Talking to the bereaved Cahill family in the immediate aftermath of the shooting was one of the hardest things the University of Alabama ROTC instructor said he has ever done.
“Because at the time, I didn’t know what to say,” said Traylor, who is not part of the 135th’s current deployment. “Because at that time, I was feeling so guilty…I’m like, ‘How did I make it?’”
Traylor said Joleen Cahill had been keeping in touch with him, and that he owes her a letter or a phone call. He also said that Michael Cahill and the 12 other shooting victims are owed some justice.
“Let’s get it over with,” he said. “If you get it started, it’s going to get completed.”
While the 135th was nearing the end of its most recent stay at Fort Hood, authorities announced that Hasan, a psychiatrist, would go on trial in late May. Randy Royer, who is now a lieutenant colonel and expects to retire on medical disability from the Guard in a few weeks, expects to testify, probably around mid-July.
Like Royer, others who survived the wounds they sustained in the attack retain strong memories of the incident. But the alarm and confusion of that day are very real to others, like Kinder, who were never at the shooting scene.
An Oneonta resident, Kinder was picking up some equipment at a warehouse nearby. Suddenly, he said, “they locked us down. I couldn’t get out of the compound.” He immediately started trying to determine the whereabouts of as many 135th soldiers as he could, but perhaps because the cell towers were overloaded, that task was “just nearly impossible.”
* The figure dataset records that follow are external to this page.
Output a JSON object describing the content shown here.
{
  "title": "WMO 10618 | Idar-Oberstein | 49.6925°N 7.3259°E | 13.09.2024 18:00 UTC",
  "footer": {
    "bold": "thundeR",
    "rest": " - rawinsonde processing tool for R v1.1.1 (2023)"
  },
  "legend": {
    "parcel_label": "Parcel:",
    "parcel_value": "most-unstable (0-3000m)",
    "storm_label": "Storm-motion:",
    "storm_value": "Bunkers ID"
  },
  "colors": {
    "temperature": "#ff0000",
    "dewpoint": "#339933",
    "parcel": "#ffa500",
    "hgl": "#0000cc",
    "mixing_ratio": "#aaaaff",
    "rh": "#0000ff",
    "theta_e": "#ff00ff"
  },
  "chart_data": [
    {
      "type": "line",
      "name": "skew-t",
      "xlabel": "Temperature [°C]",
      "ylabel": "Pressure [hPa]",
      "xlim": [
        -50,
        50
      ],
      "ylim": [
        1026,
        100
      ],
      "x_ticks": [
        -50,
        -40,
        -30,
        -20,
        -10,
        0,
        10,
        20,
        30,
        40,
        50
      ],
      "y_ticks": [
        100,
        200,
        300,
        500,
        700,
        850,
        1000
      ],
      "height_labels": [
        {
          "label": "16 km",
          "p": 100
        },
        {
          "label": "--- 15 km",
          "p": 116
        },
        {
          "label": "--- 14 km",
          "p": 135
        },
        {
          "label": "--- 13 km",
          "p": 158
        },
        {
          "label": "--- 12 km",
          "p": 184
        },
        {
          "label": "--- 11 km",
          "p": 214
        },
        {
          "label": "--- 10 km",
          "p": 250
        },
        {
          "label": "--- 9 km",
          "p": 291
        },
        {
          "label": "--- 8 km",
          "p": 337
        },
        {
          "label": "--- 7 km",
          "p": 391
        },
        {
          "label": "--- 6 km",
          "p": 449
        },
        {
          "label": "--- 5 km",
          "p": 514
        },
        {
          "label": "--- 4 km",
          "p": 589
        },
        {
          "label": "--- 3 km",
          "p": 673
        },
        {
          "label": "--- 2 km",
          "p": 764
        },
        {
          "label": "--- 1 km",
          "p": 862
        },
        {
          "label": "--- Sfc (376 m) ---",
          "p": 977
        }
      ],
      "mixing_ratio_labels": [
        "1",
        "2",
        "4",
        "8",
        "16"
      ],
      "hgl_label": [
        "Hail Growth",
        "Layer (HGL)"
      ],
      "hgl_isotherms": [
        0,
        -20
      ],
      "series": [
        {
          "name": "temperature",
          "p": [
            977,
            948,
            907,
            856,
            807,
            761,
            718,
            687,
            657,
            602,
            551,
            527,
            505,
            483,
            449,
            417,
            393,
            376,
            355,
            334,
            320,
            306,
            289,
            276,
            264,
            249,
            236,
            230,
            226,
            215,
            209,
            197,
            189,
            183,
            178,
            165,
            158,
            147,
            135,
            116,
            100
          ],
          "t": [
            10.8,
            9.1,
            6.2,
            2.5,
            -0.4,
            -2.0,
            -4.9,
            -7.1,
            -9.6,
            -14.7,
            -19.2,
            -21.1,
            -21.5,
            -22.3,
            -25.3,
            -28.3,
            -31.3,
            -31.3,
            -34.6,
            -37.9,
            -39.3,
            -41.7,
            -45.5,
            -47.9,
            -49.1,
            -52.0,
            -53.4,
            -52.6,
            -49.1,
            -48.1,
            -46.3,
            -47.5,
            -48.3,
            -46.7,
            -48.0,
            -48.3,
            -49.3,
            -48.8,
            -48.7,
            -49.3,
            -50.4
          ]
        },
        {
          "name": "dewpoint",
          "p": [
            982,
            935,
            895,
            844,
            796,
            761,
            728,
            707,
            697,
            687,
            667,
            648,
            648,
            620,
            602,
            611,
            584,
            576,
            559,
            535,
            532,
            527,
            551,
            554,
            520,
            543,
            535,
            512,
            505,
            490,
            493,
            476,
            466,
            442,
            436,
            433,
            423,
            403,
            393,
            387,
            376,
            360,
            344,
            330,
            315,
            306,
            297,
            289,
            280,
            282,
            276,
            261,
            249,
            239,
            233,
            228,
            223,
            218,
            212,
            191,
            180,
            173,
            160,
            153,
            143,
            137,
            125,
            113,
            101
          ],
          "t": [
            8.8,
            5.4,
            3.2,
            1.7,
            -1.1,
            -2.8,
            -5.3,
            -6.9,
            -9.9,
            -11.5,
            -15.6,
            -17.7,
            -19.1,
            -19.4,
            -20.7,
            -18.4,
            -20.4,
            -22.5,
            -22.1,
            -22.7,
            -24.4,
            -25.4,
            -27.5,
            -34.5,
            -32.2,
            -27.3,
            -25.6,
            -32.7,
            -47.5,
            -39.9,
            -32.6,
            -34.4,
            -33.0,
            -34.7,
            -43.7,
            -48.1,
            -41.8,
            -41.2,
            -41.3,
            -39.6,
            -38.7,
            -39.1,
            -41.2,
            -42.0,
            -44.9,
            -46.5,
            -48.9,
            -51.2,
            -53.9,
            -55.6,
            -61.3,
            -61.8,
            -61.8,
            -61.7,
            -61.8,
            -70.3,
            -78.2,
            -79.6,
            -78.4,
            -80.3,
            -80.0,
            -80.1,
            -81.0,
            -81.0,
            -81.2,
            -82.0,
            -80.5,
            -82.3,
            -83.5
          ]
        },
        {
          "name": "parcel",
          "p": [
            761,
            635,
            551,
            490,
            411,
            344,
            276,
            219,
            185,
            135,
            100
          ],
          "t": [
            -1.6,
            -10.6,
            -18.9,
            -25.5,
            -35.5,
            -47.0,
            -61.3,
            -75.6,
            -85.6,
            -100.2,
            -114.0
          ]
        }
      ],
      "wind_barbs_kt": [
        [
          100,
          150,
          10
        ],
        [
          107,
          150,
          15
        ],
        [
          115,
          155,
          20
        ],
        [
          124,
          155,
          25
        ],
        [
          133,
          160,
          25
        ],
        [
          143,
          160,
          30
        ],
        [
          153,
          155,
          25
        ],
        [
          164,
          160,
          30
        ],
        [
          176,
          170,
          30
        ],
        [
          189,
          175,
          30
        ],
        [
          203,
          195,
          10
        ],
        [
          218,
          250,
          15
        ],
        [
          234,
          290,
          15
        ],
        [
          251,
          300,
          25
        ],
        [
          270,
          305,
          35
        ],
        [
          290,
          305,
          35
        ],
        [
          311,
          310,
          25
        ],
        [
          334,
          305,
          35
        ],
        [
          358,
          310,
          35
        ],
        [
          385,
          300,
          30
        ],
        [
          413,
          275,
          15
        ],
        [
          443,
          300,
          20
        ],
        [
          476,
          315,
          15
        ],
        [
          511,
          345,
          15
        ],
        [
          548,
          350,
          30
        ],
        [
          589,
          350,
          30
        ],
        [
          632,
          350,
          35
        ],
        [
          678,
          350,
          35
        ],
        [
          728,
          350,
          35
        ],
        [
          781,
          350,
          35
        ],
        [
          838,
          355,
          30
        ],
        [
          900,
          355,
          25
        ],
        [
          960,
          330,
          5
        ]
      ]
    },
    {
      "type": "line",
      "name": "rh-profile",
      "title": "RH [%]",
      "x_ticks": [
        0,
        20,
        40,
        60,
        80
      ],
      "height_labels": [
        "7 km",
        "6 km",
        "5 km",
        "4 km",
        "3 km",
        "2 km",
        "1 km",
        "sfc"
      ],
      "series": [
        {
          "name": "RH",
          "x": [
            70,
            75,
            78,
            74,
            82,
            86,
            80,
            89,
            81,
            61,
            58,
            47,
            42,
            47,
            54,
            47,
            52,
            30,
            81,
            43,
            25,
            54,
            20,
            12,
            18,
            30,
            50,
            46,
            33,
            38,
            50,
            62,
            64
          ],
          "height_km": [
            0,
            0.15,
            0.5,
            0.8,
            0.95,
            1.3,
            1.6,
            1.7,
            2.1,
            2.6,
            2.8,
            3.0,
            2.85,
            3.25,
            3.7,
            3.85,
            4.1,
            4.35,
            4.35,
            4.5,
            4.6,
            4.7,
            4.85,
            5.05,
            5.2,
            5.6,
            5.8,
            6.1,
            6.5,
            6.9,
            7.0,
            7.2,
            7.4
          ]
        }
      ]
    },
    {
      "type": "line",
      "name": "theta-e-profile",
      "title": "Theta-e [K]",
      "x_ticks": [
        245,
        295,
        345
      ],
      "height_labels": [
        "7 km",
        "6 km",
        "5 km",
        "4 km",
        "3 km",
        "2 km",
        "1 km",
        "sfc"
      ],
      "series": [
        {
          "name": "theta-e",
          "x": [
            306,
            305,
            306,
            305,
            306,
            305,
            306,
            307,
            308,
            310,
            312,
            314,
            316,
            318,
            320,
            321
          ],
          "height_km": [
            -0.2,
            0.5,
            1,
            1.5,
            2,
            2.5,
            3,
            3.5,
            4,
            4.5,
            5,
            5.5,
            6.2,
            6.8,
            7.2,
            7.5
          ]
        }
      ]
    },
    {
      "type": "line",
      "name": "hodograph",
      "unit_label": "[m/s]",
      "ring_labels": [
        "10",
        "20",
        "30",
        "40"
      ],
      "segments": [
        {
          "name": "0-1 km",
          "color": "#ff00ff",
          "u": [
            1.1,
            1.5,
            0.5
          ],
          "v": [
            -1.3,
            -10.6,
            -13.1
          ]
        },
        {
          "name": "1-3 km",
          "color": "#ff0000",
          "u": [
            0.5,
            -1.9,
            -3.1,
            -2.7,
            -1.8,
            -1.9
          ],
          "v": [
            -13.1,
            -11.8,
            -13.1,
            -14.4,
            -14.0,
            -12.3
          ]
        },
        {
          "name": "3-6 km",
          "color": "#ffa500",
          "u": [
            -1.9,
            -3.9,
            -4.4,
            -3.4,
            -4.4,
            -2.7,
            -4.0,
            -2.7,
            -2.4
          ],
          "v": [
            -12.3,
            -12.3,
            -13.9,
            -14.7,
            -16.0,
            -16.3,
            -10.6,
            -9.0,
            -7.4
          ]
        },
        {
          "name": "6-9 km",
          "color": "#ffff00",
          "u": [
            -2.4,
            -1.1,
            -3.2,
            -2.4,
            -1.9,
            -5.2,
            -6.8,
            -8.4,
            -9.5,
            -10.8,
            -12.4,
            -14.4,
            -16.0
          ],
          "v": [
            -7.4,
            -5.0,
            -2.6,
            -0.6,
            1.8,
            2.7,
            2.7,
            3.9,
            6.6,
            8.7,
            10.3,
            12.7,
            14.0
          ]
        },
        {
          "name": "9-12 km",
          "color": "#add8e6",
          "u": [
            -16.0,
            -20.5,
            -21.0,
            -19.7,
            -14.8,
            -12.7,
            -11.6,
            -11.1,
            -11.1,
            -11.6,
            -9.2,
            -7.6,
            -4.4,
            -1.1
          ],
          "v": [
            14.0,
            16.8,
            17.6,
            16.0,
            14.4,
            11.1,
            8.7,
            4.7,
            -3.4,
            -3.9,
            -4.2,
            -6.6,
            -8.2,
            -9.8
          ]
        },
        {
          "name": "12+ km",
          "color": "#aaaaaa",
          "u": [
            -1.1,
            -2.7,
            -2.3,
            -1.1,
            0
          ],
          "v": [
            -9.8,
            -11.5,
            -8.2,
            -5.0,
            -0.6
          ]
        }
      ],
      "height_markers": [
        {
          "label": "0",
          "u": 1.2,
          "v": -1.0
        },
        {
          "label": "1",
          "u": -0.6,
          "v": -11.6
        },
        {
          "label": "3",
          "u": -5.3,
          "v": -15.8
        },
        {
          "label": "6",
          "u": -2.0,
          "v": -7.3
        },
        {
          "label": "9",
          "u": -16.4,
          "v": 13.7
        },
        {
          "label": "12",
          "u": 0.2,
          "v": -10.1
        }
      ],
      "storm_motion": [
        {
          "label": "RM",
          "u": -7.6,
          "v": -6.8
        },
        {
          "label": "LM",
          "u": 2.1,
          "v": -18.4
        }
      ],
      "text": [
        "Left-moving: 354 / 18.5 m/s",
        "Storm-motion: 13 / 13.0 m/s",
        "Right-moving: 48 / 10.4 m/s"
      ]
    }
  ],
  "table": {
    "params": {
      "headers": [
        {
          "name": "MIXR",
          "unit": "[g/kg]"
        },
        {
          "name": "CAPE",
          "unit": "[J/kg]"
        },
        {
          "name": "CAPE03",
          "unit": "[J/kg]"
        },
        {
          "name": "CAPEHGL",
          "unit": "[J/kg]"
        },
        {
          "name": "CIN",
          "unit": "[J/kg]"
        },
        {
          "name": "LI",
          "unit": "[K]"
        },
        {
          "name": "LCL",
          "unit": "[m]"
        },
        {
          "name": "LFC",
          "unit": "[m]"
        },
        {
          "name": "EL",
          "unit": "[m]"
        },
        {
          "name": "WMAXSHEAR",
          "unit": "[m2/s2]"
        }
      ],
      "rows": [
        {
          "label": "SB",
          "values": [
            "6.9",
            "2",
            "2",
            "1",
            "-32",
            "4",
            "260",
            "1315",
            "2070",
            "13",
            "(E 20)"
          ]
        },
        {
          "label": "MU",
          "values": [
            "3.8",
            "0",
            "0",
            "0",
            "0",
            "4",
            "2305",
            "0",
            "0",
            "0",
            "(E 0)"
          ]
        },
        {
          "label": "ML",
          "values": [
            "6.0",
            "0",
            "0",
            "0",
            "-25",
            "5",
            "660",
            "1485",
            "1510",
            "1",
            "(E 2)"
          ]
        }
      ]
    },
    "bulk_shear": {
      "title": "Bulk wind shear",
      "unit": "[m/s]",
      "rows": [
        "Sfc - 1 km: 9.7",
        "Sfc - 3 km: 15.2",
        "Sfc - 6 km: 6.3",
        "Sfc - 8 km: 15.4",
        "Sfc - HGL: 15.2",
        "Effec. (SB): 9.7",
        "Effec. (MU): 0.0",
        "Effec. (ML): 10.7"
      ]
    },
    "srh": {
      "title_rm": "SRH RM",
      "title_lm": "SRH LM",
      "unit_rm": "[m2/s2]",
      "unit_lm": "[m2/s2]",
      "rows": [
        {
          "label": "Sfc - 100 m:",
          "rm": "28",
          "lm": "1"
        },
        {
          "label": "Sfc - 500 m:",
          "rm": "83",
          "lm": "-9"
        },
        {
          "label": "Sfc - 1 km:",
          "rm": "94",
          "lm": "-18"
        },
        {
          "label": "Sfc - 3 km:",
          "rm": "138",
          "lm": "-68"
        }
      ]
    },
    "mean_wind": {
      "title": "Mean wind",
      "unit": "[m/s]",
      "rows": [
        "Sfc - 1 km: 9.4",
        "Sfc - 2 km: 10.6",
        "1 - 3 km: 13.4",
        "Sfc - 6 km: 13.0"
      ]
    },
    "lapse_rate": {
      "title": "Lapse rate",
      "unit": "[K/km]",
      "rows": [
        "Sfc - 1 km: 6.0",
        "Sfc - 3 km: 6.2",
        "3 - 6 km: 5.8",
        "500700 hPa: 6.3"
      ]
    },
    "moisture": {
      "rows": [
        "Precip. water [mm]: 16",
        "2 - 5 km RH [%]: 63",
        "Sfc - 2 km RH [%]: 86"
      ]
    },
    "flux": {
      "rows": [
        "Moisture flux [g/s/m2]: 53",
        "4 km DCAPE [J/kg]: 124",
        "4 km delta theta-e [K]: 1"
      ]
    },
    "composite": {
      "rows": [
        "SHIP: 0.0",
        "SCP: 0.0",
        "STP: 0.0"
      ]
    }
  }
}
Later in the day, he said, “we finally located 100 percent of our soldiers with the exception of Maj. Royer. I finally got him on the phone and he says he’s fine, right? Well, he was down in the hospital…but he didn’t want anybody to know he had been wounded.”
When the 135th was getting ready for its current deployment, the unit commander, Brig. Gen. Don Tatum, stressed some basics that U.S. soldiers have heard time and again as they head to a war zone: “Stay alert, stay alive, get your head in the game.”
Tatum also told his troops that when they got to Fort Hood, the level of security would be higher than it was the last time the 135th had trained there. There may be several reasons for that, perhaps chief among them the sentiment that one chain link fence, topped with razor wire and covered with memorials to 12 soldiers and a civilian who never expected to be shot during a routine day in November 2009, is one too many.